La novità più importante, prosegue Berti, “è l’inserimento della figura della madre al posto di quella del Commendatore. Inger ha voluto dare una lettura psicoanalitica. Ha voluto indagare sul perché il protagonista ha un’anima travagliata. Probabilmente in ogni donna ricerca inconsciamente l’abbraccio, il calore della madre, una madre che lo ha abbandonato. Lo spettacolo inizia proprio con il momento dell’allontanamento”.
La pièce restituisce la scena di uno stupro, fatto drammaticamente d’attualità: “Per Don Giovanni le donne rappresentano lo strumento del piacere, che sia concesso o preso con la forza, non fa differenza. Nella nostra pièce ci sono cinque incontri, e hanno tutti una impostazione diversa. C’è quello con una giovinetta, che per un attimo gli fa desiderare l’idea di mettere su famiglia. Poi quello in cui si traveste da Don Ottavio, e altri ancora”.
Tra i testi presi in considerazione da Inger, figura anche la rilettura femminista di Suzanne Lilar: “Dove Don Giovanni viene dipinto come una sorta di giocattolo nelle mani delle donne, quasi fosse una vittima, e a ben vedere, lo è, dato che non è un personaggio vincente”. Contrariamente al passato, nella storia recente dell’Aterballetto i titoli narrativi sono pochissimi: “Sotto la direzione di Amodio erano certamente molti di più, anche perché la compagnia aveva una forte impronta classica dove si lavorava sulle punte. Con gli ultimi cambi di direzione, si è privilegiato l’aspetto contemporaneo”.
Riguardo il sodalizio con il coreografo svedese, si tratta ormai di una collaborazione consolidata: “Ha iniziato a lavorare con l’Ater nel 2012, con una creazione pensata però per un’altra compagnia. Nel 2016 ha invece ideato per noi un pezzo astratto intitolato ‘Bliss’, su musiche di Keith Jarrett. In Don Giovanni ha lavorato molto sull’aspetto teatrale. Per i danzatori non è stato semplice, perché i nostri ragazzi non sono granché abituati ai titoli narrativi, a interpretare ruoli ben precisi. Per l’interprete di Don Juan è stata una novità assoluta. Con l’aiuto del drammaturgo, le figure sono state costruite su misura, in base alle peculiarità dei singoli. Nella pièce ci sono molti duetti, ma che a ogni modo non fanno mai perdere di vista il carattere di ogni personaggio”.
Dallo scorso ottobre, l’Aterballetto è diventato Centro coreografico nazionale: “Un riconoscimento molto importante non solo per la nostra compagnia ma penso per tutto il Paese.

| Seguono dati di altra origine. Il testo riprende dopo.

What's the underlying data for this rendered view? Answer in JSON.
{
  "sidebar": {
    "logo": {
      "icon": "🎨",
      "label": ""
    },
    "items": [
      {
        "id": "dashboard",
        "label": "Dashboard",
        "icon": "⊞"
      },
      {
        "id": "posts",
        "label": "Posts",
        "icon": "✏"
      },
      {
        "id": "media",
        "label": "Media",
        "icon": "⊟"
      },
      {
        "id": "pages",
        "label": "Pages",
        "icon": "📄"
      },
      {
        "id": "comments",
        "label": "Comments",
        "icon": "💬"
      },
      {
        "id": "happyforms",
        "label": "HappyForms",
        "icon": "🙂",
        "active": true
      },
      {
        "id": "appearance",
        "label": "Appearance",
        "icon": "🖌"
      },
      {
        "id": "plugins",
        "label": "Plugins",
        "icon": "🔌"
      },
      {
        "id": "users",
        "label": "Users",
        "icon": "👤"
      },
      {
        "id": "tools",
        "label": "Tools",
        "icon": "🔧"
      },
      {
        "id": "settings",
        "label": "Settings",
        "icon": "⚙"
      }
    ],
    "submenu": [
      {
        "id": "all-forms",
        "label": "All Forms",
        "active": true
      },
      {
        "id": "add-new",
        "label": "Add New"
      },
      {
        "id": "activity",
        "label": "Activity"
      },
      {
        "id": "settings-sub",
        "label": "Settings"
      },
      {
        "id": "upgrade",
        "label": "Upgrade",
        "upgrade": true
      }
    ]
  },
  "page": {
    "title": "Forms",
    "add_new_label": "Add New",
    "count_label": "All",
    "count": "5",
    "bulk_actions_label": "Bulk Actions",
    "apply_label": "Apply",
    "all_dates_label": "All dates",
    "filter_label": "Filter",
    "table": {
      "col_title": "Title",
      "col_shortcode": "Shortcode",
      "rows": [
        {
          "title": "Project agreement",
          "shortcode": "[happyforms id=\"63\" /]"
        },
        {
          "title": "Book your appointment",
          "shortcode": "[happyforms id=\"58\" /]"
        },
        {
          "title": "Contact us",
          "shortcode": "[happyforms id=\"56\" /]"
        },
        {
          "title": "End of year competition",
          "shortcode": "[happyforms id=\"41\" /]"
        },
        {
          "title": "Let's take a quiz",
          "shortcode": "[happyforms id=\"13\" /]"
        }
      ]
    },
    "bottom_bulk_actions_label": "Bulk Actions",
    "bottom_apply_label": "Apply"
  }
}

E’ il primo in tutta Italia. All’interno del Centro svilupperemo tanti progetti. Qualcuno è già stato fatto, come quello creato ad hoc per gli anziani, che si affianca ad altri incentrati sulla disabilità o sui bambini”. Tra i progetti futuri c’è “Uno spettacolo coreografato dallo spagnolo Marcos Morau che debutterà nel 2024”.